In 1835, the colonists of Tejas, citizens of the United States, declared themselves in open revolution and proclaimed independence from Mexico.  These colonists were in possession of the vast and rich lands which an earlier Mexican Congress had given them.  In declaring themselves independent, the claimed that other favors not granted had been given.

They had no difficulty in receiving aid from New Orleans, Mobile and other parts of the United States. The filibusters combined in such great numbers that the commanding general of Texas, Martin de Cos, found himself imperiled in San Antonio de Bexar and was force to capitulate leaving the colonists and filibusters in possession of the entire state.

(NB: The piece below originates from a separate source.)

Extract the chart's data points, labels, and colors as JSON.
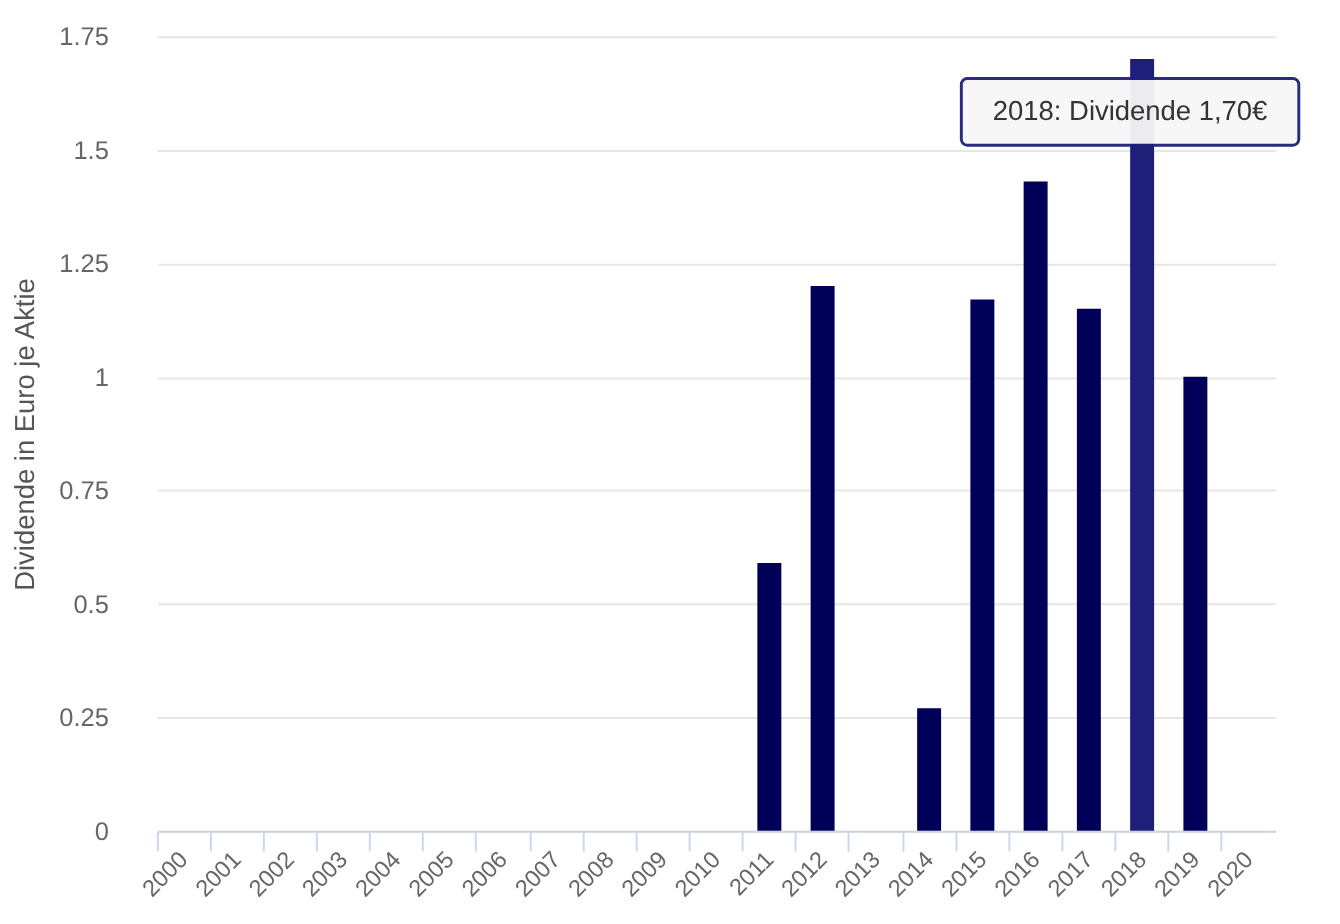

Santa Anna, eager to fulfill his duties of country, declared to maintain the territorial integrity what ever the cost.  The would make for a necessary and tedious campaign under the capable leadership of said Santa Anna's crossing into Tejas.  This came as a great surprise to the filibusters for the believed that Mexican soldiers would not cross the border again.

Frightened by the invasion, the Texas frontiersman ran into a fortress called the Alamo, a solid fortress built by the Spaniards.  A garrison of six hundred men under the command of Colonel Travis, a leader of some renown among the filibusters, mounted eighteen cannons of various calibers.  confident that aid would come, Travis replied . "I would rather die than surrender to the Mexicans!!"

The self styled General Sam Houston said to the celebrated Travis in a letter that was intercepted my Santa Anna's men, "Take courage and hold out are all risk, as I am coming to your assistance with two thousand men and eight cannons:"

General Santa Anna ordered an immediate attack on the filibusters as was his plan, and they defended themselves relentlessly.  Not one soldier showed signs of desiring to surrender and with fierceness and valor the died fighting.  Their determined defense lasted for four hours and Santa Anna had to call in reserve forces to defeat them.  When the battle was over, there was not a single soul alive in the Alamo.  There were over a thousand dead or wounded Mexicans.  At the battle's end, the fort was a terrible sight to see and General Houston hearing of the massacre rapidly retreated and went back to Washington on the Brazos to reconnoiter and prepare for the final conflict, the Battle of San Jacinto and freedom for the Texicans.